Diyarbakır’ın Sur ilçesinde 4 asırdır bakırcılıkla uğraşan ve dededen toruna geçen bakırcılık bir dönem bitme noktasına geldi. Torun Mustafa Tanrıkul’un bakırı aksesuar ve hediyelik eşya haline getirmesiyle bakıra ilgi tekrardan arttı.
Bakırın sağlık konusunda destekleyici olduğunu öğrenen vatandaşlar bu kez evlerinde birçok ürünleri bakırdan kullanmaya başladı. Yaptığı tasarımlarla bakıra farklı boyut katan Mustafa Tanrıkulu, bu kez resim öğretmeni olan Ömer Taşdemir ile boyama işlemini de bakırcılığa kazandırdı.

İki ustanın kol kola verdiği ve yaptıkları yeniliklerle vatandaşlar tarafından rağbet gören kabartma ve boyama bakır ürünleri şimdilerde ise örnek bakır işlemeciliği haline geldi. Diyarbakır’da da bir ilke imza atan iki usta şimdilerde ise bakırı tüm dünyaya yeni boyutuyla tanıtmak için yeni tasarımlar yapmaya devam ediyor.
BAKIRA YENİ BOYUT
33 yıldır bakır işinde olduğunu kaydeden Mustafa Tanrıkulu, yaptıkları yeniliklerin rağbet gördüğünü söyledi. Tanrıkulu, “Burası 4. kuşak, atalarımızdan kalan yer, çocukluktan beri bakırcılık yapıyorum. Daha önce bakırcılık tencere ve tava gibi pişirmede kullanılanlardı. Bir dönem bakırcılık tamamen bitti, porselen, teflon gibi şeyler çıkınca kalay sorun oldu.

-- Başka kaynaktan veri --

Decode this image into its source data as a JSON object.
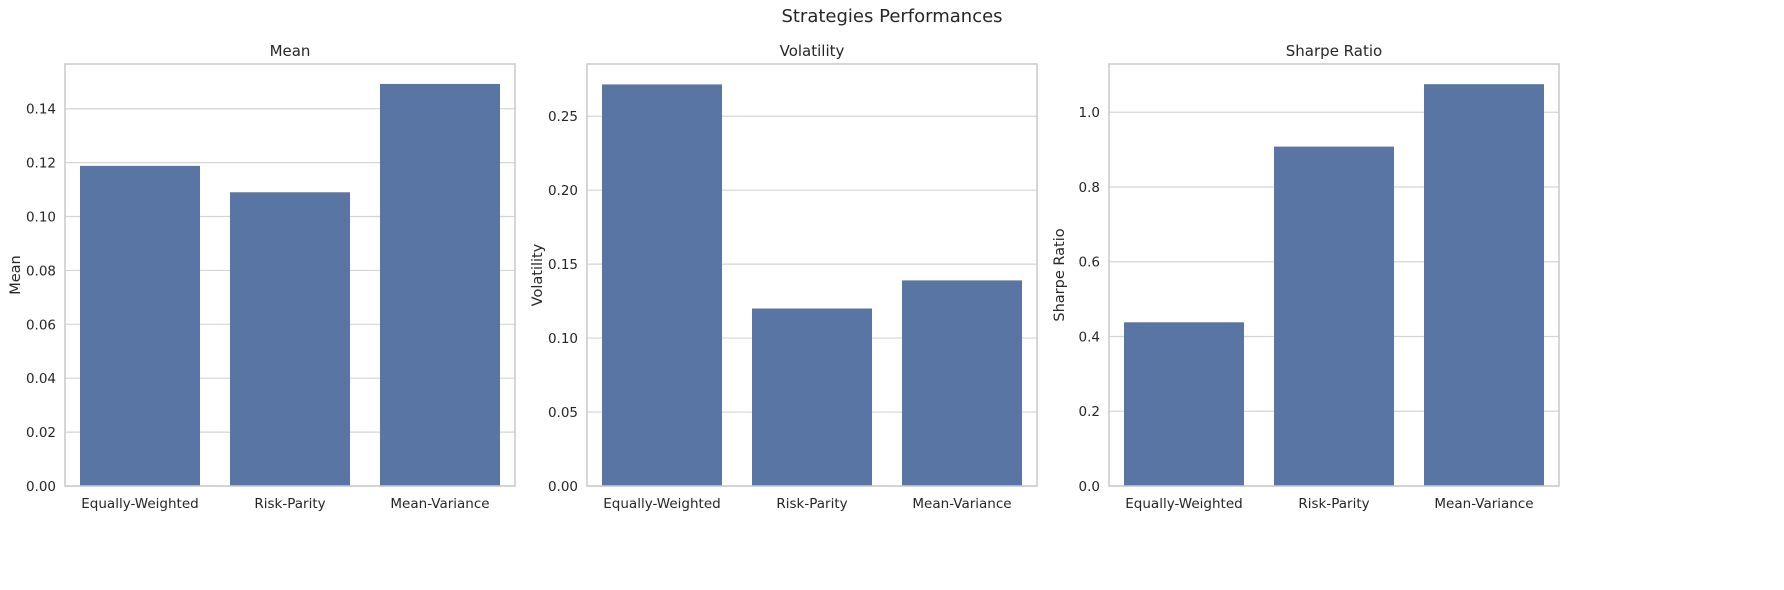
{
  "figure": {
    "suptitle": "Strategies Performances"
  },
  "style": {
    "bar_color": "#5975a4",
    "grid_color": "#d4d4d4",
    "spine_color": "#c8c8c8",
    "text_color": "#262626"
  },
  "chart_data": [
    {
      "type": "bar",
      "title": "Mean",
      "xlabel": "",
      "ylabel": "Mean",
      "categories": [
        "Equally-Weighted",
        "Risk-Parity",
        "Mean-Variance"
      ],
      "values": [
        0.1188,
        0.109,
        0.1492
      ],
      "ylim": [
        0,
        0.1566
      ],
      "yticks": [
        0,
        0.02,
        0.04,
        0.06,
        0.08,
        0.1,
        0.12,
        0.14
      ],
      "ytick_labels": [
        "0.00",
        "0.02",
        "0.04",
        "0.06",
        "0.08",
        "0.10",
        "0.12",
        "0.14"
      ],
      "grid": "y"
    },
    {
      "type": "bar",
      "title": "Volatility",
      "xlabel": "",
      "ylabel": "Volatility",
      "categories": [
        "Equally-Weighted",
        "Risk-Parity",
        "Mean-Variance"
      ],
      "values": [
        0.2715,
        0.12,
        0.139
      ],
      "ylim": [
        0,
        0.2853
      ],
      "yticks": [
        0,
        0.05,
        0.1,
        0.15,
        0.2,
        0.25
      ],
      "ytick_labels": [
        "0.00",
        "0.05",
        "0.10",
        "0.15",
        "0.20",
        "0.25"
      ],
      "grid": "y"
    },
    {
      "type": "bar",
      "title": "Sharpe Ratio",
      "xlabel": "",
      "ylabel": "Sharpe Ratio",
      "categories": [
        "Equally-Weighted",
        "Risk-Parity",
        "Mean-Variance"
      ],
      "values": [
        0.438,
        0.908,
        1.075
      ],
      "ylim": [
        0,
        1.129
      ],
      "yticks": [
        0,
        0.2,
        0.4,
        0.6,
        0.8,
        1.0
      ],
      "ytick_labels": [
        "0.0",
        "0.2",
        "0.4",
        "0.6",
        "0.8",
        "1.0"
      ],
      "grid": "y"
    }
  ]
}
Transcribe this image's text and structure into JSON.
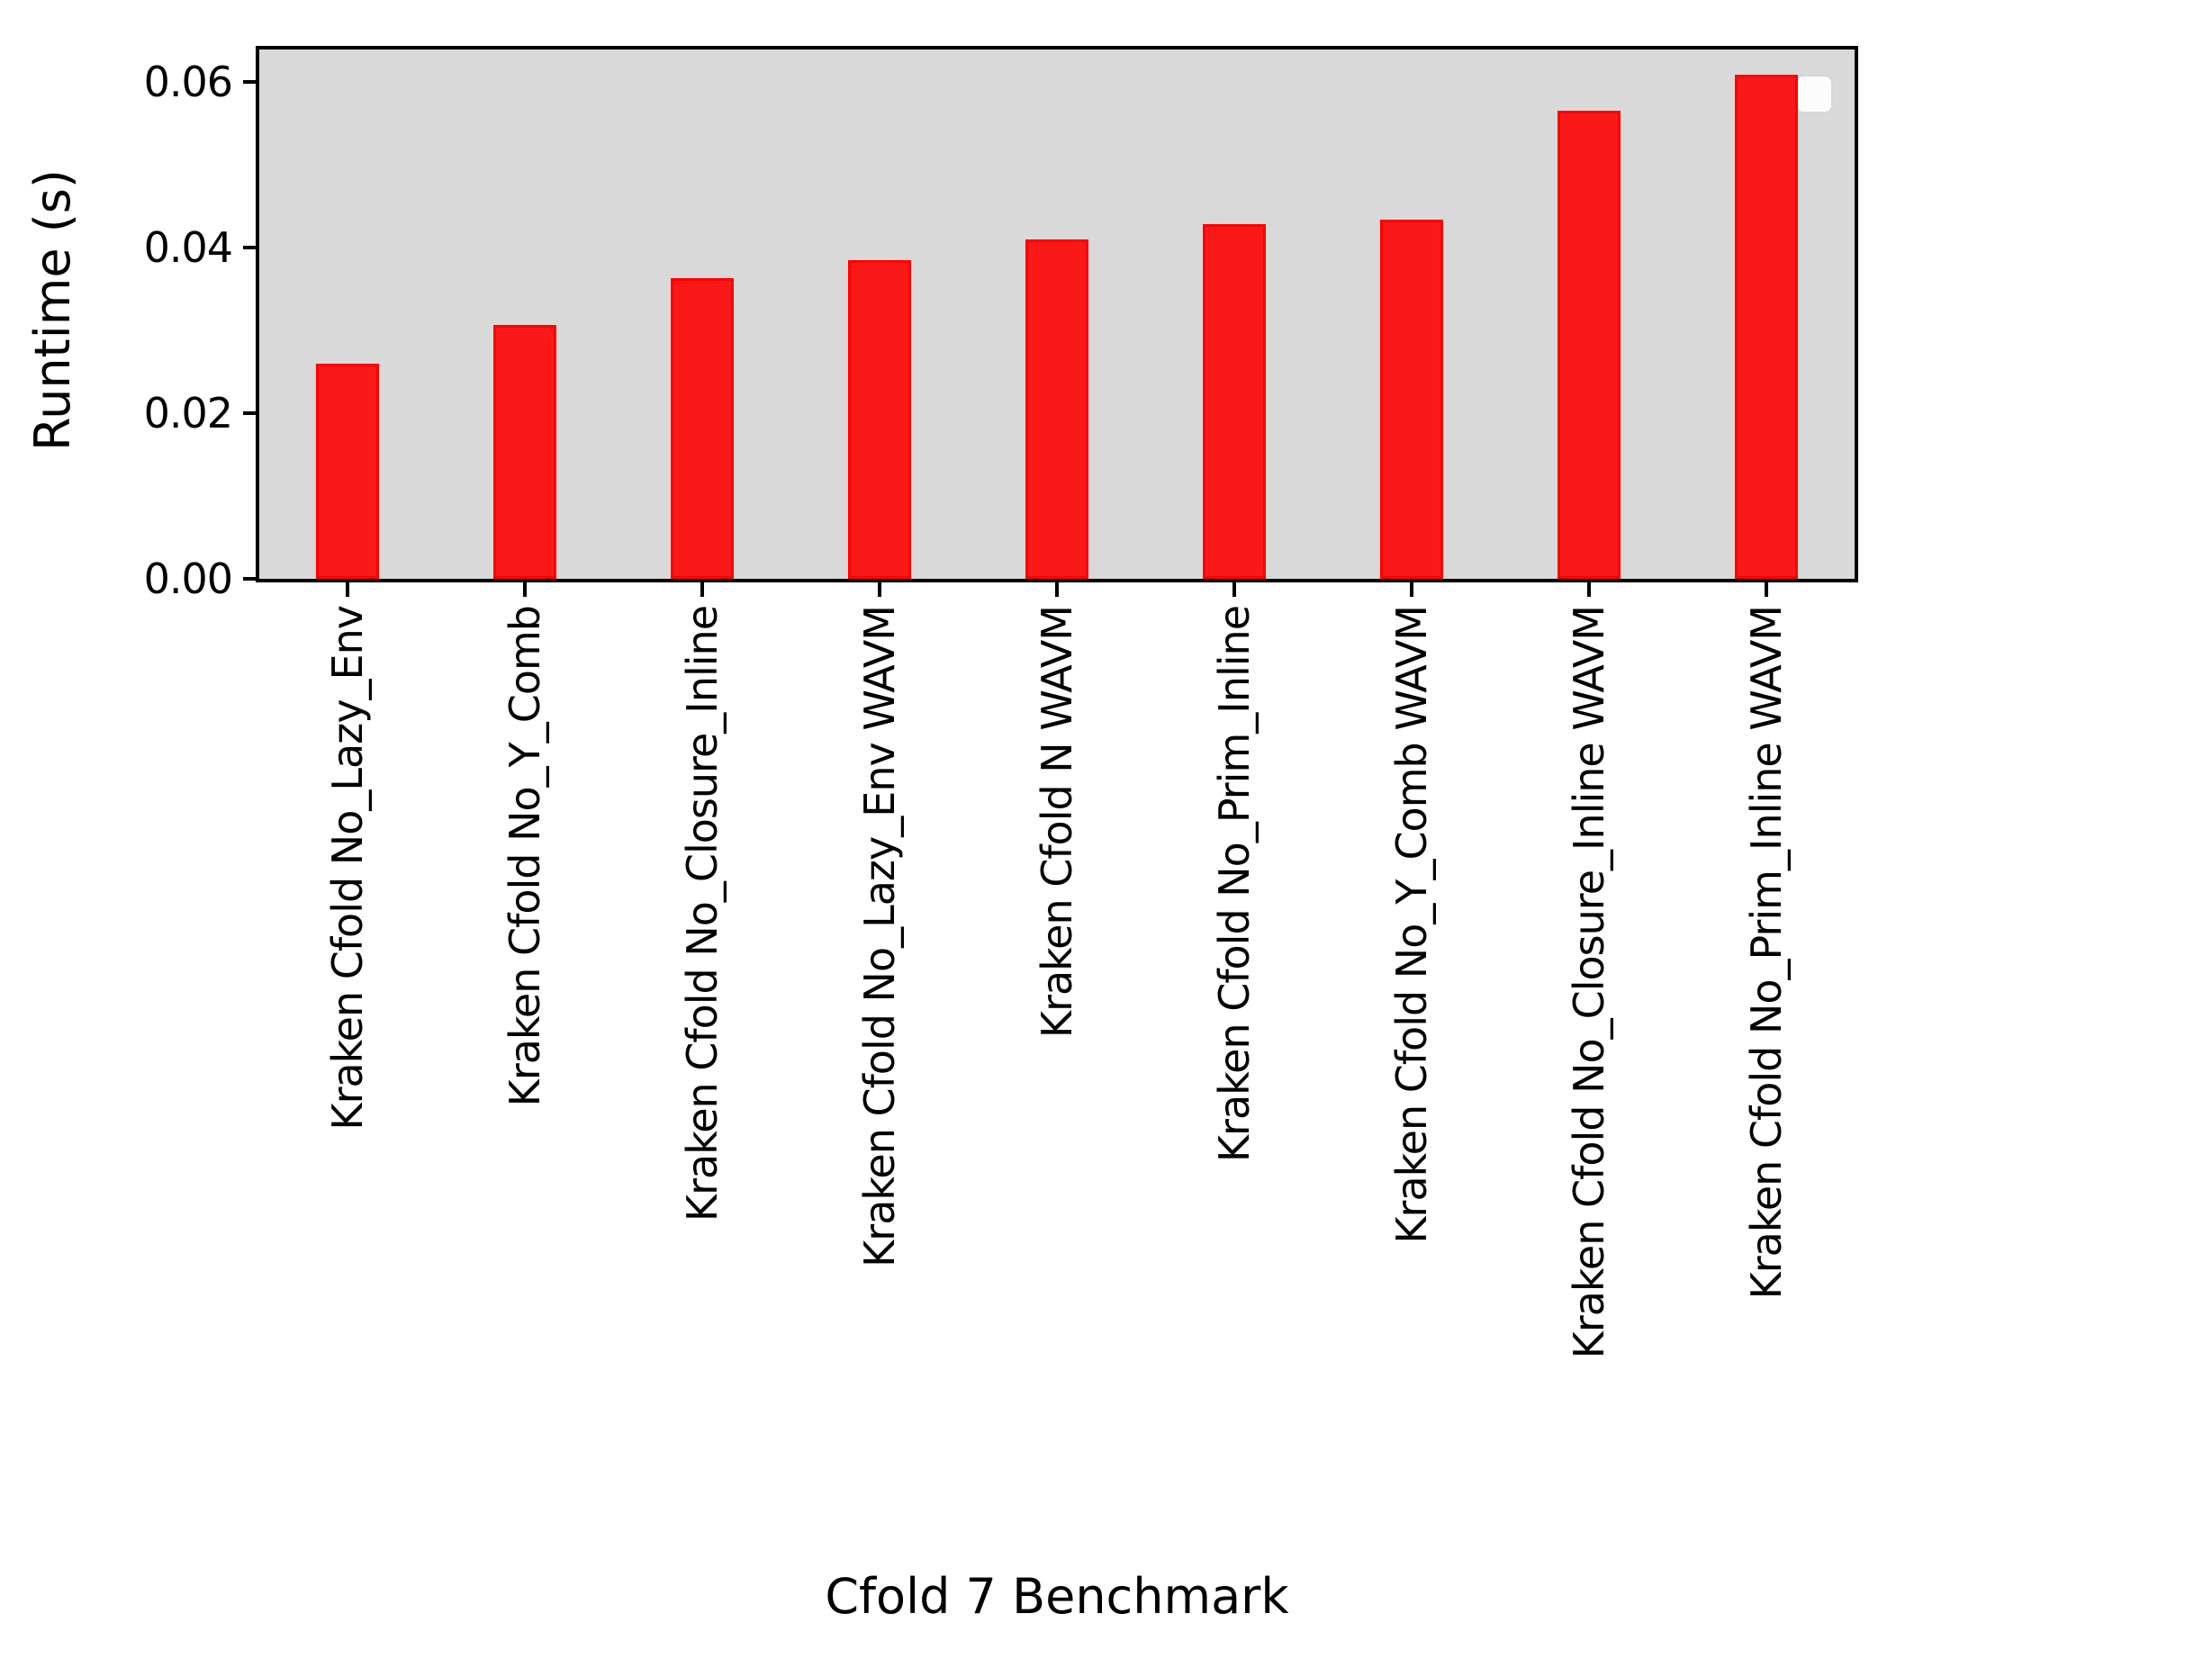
{
  "chart_data": {
    "type": "bar",
    "title": "",
    "xlabel": "Cfold 7 Benchmark",
    "ylabel": "Runtime (s)",
    "categories": [
      "Kraken Cfold No_Lazy_Env",
      "Kraken Cfold No_Y_Comb",
      "Kraken Cfold No_Closure_Inline",
      "Kraken Cfold No_Lazy_Env WAVM",
      "Kraken Cfold N WAVM",
      "Kraken Cfold No_Prim_Inline",
      "Kraken Cfold No_Y_Comb WAVM",
      "Kraken Cfold No_Closure_Inline WAVM",
      "Kraken Cfold No_Prim_Inline WAVM"
    ],
    "values": [
      0.026,
      0.0306,
      0.0363,
      0.0385,
      0.041,
      0.0428,
      0.0434,
      0.0565,
      0.0609
    ],
    "ylim": [
      0,
      0.0639
    ],
    "ytick_values": [
      0,
      0.02,
      0.04,
      0.06
    ],
    "ytick_labels": [
      "0.00",
      "0.02",
      "0.04",
      "0.06"
    ],
    "grid": false,
    "legend": {
      "visible": true,
      "entries": [],
      "position": "upper right"
    },
    "colors": {
      "bar_face": "#fa1919",
      "bar_edge": "#ff0000",
      "plot_background": "#d9d9d9",
      "figure_background": "#ffffff",
      "text": "#000000"
    }
  }
}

Bizde işi değiştirmeyi düşündük, ama sonrasında ben bir şeyler kattım bakırcılığa” dedi.


Tanrıkulu, “Hediyelik eşya gibi ürünler kattık, böyle yapınca fuarlarda tanıtımını yaptık tuttu. O günden beri bakırcılığı daha çok hediyelik eşya dekoratifleri olarak almaya başladılar. Her geçen gün bakır içerisinde pişirilen yemeklerin ne kadar sağlıklı olduğu fark edilince mutfak araç ve gereçlerinde de bakır arttı. Şuan dünyanın birçok yerinden talep var, hediyelik eşyalarda 1001 çeşit ürün çıkarttım. Bunların üzerinde her geçen gün bir şeyler kattık. Oymacılık, kabartma, takı tasarımı gibi akıllara gelen her şeyi bakırdan yaptık. Şimdi ise Ömer hoca ile pandemi sürecinde bakırda neden boya ve ressam işi olmasın dedik, hocamızda kendi el emeğini bizim işlemelere katınca oda ayrı bir rağbet gördü” diye konuştu.